O diretor da equipa Haas, Ayao Komatsu, faz um balanço misto da primeira metade da época da sua equipa: após um início de época forte, as coisas deixaram de correr bem
Começou forte, mas desceu muito: é assim que se pode resumir de forma breve e concisa a temporada de Fórmula 1 da equipa Haas até ao momento. A equipa americana foi a grande surpresa nas primeiras corridas e, com Oliver Bearman, chegou mesmo a ocupar, por vezes, o quinto lugar na classificação de pilotos, mas a queda foi igualmente drástica.
Após a segunda corrida da temporada, Bearman conseguiu somar apenas um único ponto, e também Esteban Ocon ficou-se por um total de apenas três pontinhos, pelo que o diretor da equipa, Ayao Komatsu, tiraria um balanço misto. «O início da temporada foi, naturalmente, bastante impressionante. Sinceramente, também não estava à espera disso», salienta ele, começando por destacar o lado positivo.
Ele elogia: «No que diz respeito ao trabalho de equipa, à nossa fiabilidade e à capacidade de tirar o máximo partido do carro — bem como ao próprio potencial do carro —, foi muito mais do que eu esperava, tendo em conta que somos a equipa mais pequena e que esta é a maior alteração ao regulamento que já vivemos.»
Colaboradores não são responsáveis pela queda de desempenho
Mas depois vem o «mas»: «No entanto, é claro que ficámos para trás no que diz respeito ao desenvolvimento, especialmente após a pausa de abril, porque a concorrência melhorou tanto o desempenho dos seus carros.»
Embora a Haas também tenha melhorado o seu carro, não o fez o suficiente para acompanhar a concorrência. «A culpa não é dos nossos colaboradores», intervém Komatsu. «Sinceramente, estão a fazer um trabalho excelente.

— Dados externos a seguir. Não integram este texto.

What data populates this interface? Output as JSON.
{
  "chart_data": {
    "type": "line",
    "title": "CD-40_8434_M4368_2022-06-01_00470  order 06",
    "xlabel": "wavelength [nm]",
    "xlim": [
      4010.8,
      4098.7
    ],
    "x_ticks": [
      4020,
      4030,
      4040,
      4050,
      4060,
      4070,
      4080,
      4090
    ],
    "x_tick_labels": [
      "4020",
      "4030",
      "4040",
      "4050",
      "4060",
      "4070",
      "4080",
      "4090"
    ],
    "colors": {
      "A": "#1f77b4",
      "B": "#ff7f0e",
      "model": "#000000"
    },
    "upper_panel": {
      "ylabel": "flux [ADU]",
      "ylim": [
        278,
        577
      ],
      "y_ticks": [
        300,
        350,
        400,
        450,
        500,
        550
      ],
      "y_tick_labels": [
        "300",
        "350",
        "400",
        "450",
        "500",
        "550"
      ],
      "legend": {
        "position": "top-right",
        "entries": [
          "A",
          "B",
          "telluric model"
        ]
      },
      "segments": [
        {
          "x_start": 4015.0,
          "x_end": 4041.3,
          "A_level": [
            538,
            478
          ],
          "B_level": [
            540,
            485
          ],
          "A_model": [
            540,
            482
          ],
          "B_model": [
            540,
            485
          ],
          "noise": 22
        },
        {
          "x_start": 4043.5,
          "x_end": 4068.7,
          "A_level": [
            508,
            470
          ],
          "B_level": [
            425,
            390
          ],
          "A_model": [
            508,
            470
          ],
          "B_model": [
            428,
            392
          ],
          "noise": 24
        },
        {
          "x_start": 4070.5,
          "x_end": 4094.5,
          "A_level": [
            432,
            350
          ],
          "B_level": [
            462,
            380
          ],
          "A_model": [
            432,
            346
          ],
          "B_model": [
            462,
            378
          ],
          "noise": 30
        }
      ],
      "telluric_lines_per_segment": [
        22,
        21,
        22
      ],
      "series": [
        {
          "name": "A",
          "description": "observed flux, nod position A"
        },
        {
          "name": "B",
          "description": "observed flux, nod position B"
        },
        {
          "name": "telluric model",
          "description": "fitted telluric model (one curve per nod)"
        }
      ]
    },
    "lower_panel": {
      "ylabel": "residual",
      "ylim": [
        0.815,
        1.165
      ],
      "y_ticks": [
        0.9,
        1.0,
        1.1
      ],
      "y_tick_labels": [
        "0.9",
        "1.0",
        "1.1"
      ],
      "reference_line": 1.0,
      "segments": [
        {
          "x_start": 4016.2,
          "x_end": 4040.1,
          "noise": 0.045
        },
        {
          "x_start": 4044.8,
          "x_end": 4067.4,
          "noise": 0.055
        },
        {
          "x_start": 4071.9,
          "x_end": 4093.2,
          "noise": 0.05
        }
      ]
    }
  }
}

Porque, se olharmos simplesmente para a dimensão da nossa equipa e para as limitações que temos, não se pode exigir mais.»
«São muito proativos, o espírito de equipa é extremamente bom, trabalham em conjunto de forma muito colegial e fazem tudo o que é possível.» Além disso, todos foram transparentes em relação aos erros e trabalharam em conjunto numa solução para melhorar. «Portanto, não posso pedir mais», afirma o chefe de equipa.
«É antes uma questão que se coloca a mim: como posso tentar proporcionar-lhes um ambiente melhor? Exatamente o que disse no ano passado: a posição em que nos encontramos agora não reflete as capacidades da nossa equipa, mas sim o ambiente que encontram — e isso é da minha responsabilidade.»
Com 21 pontos, a Haas ocupa atualmente o sétimo lugar no Classificativo de Construtores. Já não há como subir na tabela, uma vez que a Alpine já somou 61 pontos, e, para trás, é preciso ter cuidado para não ser ultrapassada pela Audi. Esta última somou apenas doze pontos, mas dez deles foram conquistados nas últimas três corridas.
Será que os recursos são o principal fator para este atraso?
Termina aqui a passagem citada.